Steve stood looking at his rough but honest-hearted friends for some few minutes, and then his eyes roamed across the peaceful stretch of the river to the far bank, under the shade of which Jules Lapon and his comrades were paddling. Then the whistle which the French leader had dropped caught his attention, and he stared at that, too, for a little while.

 

"Father would do the same," he said aloud, but addressing no one in particular. "Yes, he would go, after firing the hut. There is no other course open. We have often talked over the possible coming of the French, and decided that we should have to retire unless supported by troops. But they are nowhere here. We have only ourselves to rely on. We must go."

He led the way to the log cabin, and at once set about packing the most valuable of his and Tom's possessions. Sammy led out the old pony which was usually employed in dragging timber, and roped the articles to his back, big tears welling up in his eyes as he did so. When all was ready Steve took a brand from the fire, looked once more upon his old home, the cabin in which he had lived sixteen happy years, and then fired the shingles. There was an air of resolution on his face as he did so, and he stood to windward watching the flames as they caught hold and licked round the logs with the same expression. Then, as the roof fell in and huge tongues of flame flared up into the air, he turned away with a smile.
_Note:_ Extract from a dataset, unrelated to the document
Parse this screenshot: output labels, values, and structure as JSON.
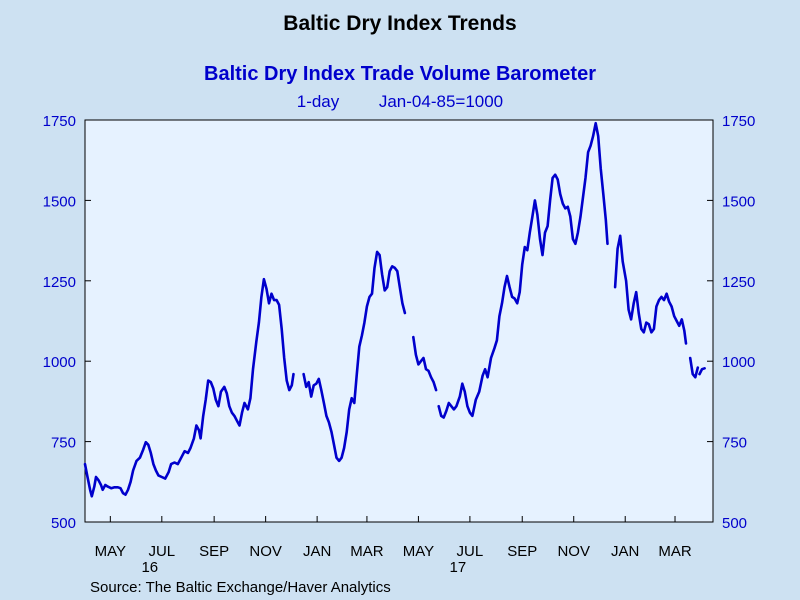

"I will help to build a mansion where that happy home was," he said. "Come Jim and Mac, and you too, Silver Fox, old friends, we will go where we can be of use to our country, and one of these days we will settle again in these parts, when the French have been driven into Canada."

"When they have been sent neck and crop out of North America," growled Jim. "Pick up yer traps, Steve. The other folks air waitin' for us way up there back of the rise."

Sammy took the rope bridle of the laden animal, and the trappers and their Indian friend fell in behind. And thus did Steve leave his home, not to return again till many an adventure had befallen him, and not till many and many a man had fallen in the contest which was about to break out with a ferocity which was almost unexampled.